“He reached out in a proprietary way and rubbed the collar of her shirt between his fingers, and she was startled and didn’t know what to do, because this wasn’t right.”
This line comes early in Meg Wolitzer’s upcoming novel, The Female Persuasion (Riverhead). Greer Kadetsky, a week into her freshman year at college, is groped at a party. Reading the word proprietary sticks in the throat — uncomfortable and unsettling, and yet so familiar to so many women out there.
The Female Persuasion, which explores ideas of female ambition, power and leadership, cuts at just the right time: the post-Weinstein, #MeToo era. One of the main characters is a Gloria Steinem-like figure: feminist icon Faith Frank, who ends up being a mentor to Kadetsky. The book gets its title, in fact, from a similarly named manifesto by Frank, “which essentially implored women to see that there was a great deal more to being female than padded shoulders and acting tough,” writes Wolitzer. “They could be strong and powerful, all the while keeping their integrity and decency.”

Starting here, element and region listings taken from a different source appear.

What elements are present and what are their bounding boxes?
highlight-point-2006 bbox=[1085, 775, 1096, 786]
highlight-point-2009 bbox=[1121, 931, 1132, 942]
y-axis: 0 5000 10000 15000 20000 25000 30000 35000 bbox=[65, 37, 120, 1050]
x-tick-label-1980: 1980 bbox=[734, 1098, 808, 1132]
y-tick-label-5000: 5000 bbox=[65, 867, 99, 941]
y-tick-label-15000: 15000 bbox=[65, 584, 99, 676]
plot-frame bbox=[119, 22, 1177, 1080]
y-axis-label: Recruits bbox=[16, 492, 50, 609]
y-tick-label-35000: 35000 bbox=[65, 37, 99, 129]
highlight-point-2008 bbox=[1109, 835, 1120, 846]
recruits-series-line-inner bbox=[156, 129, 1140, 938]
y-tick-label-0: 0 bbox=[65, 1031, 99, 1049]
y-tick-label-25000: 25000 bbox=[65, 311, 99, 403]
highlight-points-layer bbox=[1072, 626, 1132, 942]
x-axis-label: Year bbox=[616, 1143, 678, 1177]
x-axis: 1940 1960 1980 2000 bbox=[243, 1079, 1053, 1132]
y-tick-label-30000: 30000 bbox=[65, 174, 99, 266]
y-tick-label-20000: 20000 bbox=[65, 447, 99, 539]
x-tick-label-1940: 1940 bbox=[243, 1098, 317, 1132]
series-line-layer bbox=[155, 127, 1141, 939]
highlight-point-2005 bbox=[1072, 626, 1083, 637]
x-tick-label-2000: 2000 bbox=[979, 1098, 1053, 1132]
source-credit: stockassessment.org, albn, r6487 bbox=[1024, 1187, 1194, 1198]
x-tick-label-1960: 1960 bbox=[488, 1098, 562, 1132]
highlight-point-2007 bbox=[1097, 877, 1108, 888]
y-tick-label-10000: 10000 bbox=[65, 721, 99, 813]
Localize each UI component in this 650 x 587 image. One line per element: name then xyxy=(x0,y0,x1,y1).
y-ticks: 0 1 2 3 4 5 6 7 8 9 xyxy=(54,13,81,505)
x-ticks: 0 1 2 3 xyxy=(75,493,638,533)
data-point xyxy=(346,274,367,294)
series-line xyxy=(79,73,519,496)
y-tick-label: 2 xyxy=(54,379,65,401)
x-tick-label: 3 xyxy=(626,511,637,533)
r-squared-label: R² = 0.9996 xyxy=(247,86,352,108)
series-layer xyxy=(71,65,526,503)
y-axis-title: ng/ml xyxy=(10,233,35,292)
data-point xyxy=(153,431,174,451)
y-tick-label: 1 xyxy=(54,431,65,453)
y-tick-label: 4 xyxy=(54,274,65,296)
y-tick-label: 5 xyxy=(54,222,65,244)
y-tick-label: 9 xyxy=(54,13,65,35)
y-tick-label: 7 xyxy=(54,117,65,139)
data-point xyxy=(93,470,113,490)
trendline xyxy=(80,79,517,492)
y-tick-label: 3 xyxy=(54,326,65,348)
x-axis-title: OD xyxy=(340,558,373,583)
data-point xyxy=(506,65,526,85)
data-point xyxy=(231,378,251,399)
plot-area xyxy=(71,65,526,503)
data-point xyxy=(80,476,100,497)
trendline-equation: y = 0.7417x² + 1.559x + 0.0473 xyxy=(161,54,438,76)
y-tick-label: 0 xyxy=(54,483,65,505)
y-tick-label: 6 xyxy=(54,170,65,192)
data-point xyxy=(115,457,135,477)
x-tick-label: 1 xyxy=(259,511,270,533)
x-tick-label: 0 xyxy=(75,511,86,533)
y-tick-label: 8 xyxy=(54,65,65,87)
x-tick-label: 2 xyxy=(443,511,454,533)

It is a wondrous read. While there’s plenty of food for thought, The Female Persuasion is also deeply enjoyable. Wolitzer’s characters are compelling; her writing, engaging. There’s no black and white and it’s in these gray areas, in the flaws of her characters, in uncovering the complex terrain of feminism, that the book sings.
Here, we chat with the author.
#EmbraceAmbition means…
Doing what excites and engages you the most, without thinking too much about what other people might think or feel about your efforts.
The woman who inspires me to #EmbraceAmbition most…
My mother. She’s a writer too, and from the time I was a little girl she was supportive of my efforts. I felt as if, in a sense, we were in it together — this long process of doing what excited and engaged us, despite the hard parts. (And there are always hard parts.)
I #EmbraceAmbition in my life by…
I try hard to have various things going on in my life at a given time, and this includes my writing life, my reading life, my family life, and the life I share with my friends. I enjoy the idea that every day might provide a new chance to try something out, to stretch yourself just a little.